FEATURE: Age gap grows in workforce, DGBAS says – Taiwan News

The labor participation rate among people aged 60 to 64 was 36.7 percent last year, compared with 71.9 percent in Japan, a DGBAS official said

  • By Cheng Chi-fang
    and Dennis Xie / Staff reporter, with staff writer

Taiwan is projected to become a super-aged society by 2025, and already its rapidly aging population has created gaps in the workforce, the Directorate-General of Budget, Accounting and Statistics (DGBAS) said.

The labor participation rate of people aged 50 or older is significantly lower than that of Japan, South Korea and the US, despite an annual rise in the participation rate of late-middle-aged workers over the past decade, the agency said.

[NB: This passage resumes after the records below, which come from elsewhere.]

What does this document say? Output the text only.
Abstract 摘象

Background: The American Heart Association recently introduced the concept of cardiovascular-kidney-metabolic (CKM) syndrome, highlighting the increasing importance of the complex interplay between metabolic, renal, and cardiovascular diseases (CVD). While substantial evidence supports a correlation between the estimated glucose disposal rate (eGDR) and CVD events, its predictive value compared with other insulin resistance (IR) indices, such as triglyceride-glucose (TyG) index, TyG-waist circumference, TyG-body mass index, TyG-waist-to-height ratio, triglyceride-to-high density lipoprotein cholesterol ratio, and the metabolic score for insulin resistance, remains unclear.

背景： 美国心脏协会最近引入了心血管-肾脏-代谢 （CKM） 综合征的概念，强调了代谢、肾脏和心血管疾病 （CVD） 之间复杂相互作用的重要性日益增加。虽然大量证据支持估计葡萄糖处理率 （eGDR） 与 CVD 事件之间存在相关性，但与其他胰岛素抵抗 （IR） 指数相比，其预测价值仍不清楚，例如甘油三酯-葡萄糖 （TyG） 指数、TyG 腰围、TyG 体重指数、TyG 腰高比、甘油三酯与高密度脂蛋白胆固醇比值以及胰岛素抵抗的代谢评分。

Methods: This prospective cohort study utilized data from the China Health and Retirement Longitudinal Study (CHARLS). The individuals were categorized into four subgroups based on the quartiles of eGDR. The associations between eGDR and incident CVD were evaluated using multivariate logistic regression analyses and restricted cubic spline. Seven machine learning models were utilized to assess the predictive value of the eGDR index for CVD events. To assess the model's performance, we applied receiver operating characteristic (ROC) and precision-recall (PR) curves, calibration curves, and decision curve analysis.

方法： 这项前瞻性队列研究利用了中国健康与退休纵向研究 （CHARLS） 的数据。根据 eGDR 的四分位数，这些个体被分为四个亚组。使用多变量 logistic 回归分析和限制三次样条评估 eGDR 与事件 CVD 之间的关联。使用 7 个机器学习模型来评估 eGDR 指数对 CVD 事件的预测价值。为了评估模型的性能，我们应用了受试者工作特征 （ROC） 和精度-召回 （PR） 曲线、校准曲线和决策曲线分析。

The labor participation rate among those aged 45 to 49 in Japan was 88.5 percent last year, followed by 84.7 percent in Taiwan, the US’ 83 percent and South Korea’s 81.1 percent, Department of Census Deputy Director Chen Hui-hsin (陳惠欣) said on Nov. 8.

Photo: Liu Hsin-de, Taipei Times

The participation rate among workers aged 65 or older was even lower than the 50-or-older group at only 8.32 percent, Chen said.

Previously, the late-middle-aged participation rate was lower due to the prevalence of higher education, which delays the time for people to enter the job market, she said.

Although the situation has improved over the past decade, the rate was still lower than other major economies, she said, adding that a higher retirement age was also a factor.

A breakdown of the participation rates of different demographics over the past 10 years shows that the male late-middle-aged group had negative growth in the first few years, before rising to 76.5 percent last year, 0.8 percent higher than in 2009, she said.

The female participation rate in the same age group grew every year during the period, reaching a peak of 51.1 percent last year, 5.9 percent higher than in 2009, she said.

The difference between the participation rates of male and female workers has narrowed from 30.5 percent in 2009 to 25.3 percent last year, Chen said.

The participation rates among men and women aged 45 to 64 are 76.3 percent and 52.2 percent respectively this year, with a difference of only 24.1 percent, a new low, she added.

In the 45-to-49 age group, the participation rate among men and women this year was 95.1 percent and 74.8 percent respectively, she said.

The rate was 74.4 percent among people aged 50 to 54, while the rates among males and females was 87.9 percent and 61.5 percent respectively, she said.

The 55-to-59 age group had a participation rate of 56.1 percent, with male and female rates of 70.4 percent and 42.4 percent respectively, she said.

The participation rate among people aged 60 to 64 was 36.7 percent, with male and female rates of 50.2 percent and 24.1 percent respectively, she added.

Compared with 2009, the participation rate in each age group increased last year, particularly among males aged 50 to 54, which saw an increase of 6.3 percent, and among females aged 45 to 49 and 50 to 64, both of which increased by 11.9 percent, said a DGBAS official, who declined to be named.

The older the age group, the wider the difference in its participation rate compared with major economies, the official said, citing the 36.7 percent participation among people aged 60 to 64, which was 71.9 percent in Japan, 62.1 percent in South Korea and 57.5 percent in the US.

The difference in the participation rates between males and females in each age group ranges from 20.3 percent to 28 percent in Taiwan, close to South Korea’s 20.8 percent to 24.2 percent, but higher than the US’ 11.6 percent to 11.9 percent and Japan’s 14.5 percent to 24.7 percent, the official said.

The Ministry of Labor has rolled out economic incentives for business owners to hire late-middle-aged workers under the Act to Promote the Employment of Middle-aged and Senior Workers (中高齡及高齡者就業促進法).

The act, which cleared its third reading at the Legislative Yuan in November last year, prohibits employers from discriminating against older people when hiring or evaluating their performance. It also prohibits differential treatment, such as salary levels or company benefits, based on a person’s age.

Employers who hire unemployed people aged 45 to 65 could qualify for a monthly subsidy of NT$13,000 per person for 12 months under the act.

Ministry official Shih Shu-hui (施淑惠) said that while some are concerned that the act would eliminate job opportunities for younger people, the ministry believes that younger people should not compete with older people in the job market, but instead cooperate.

Policy tools to assist young people in finding jobs are also in place, Shih said, adding that different generations can learn from each other.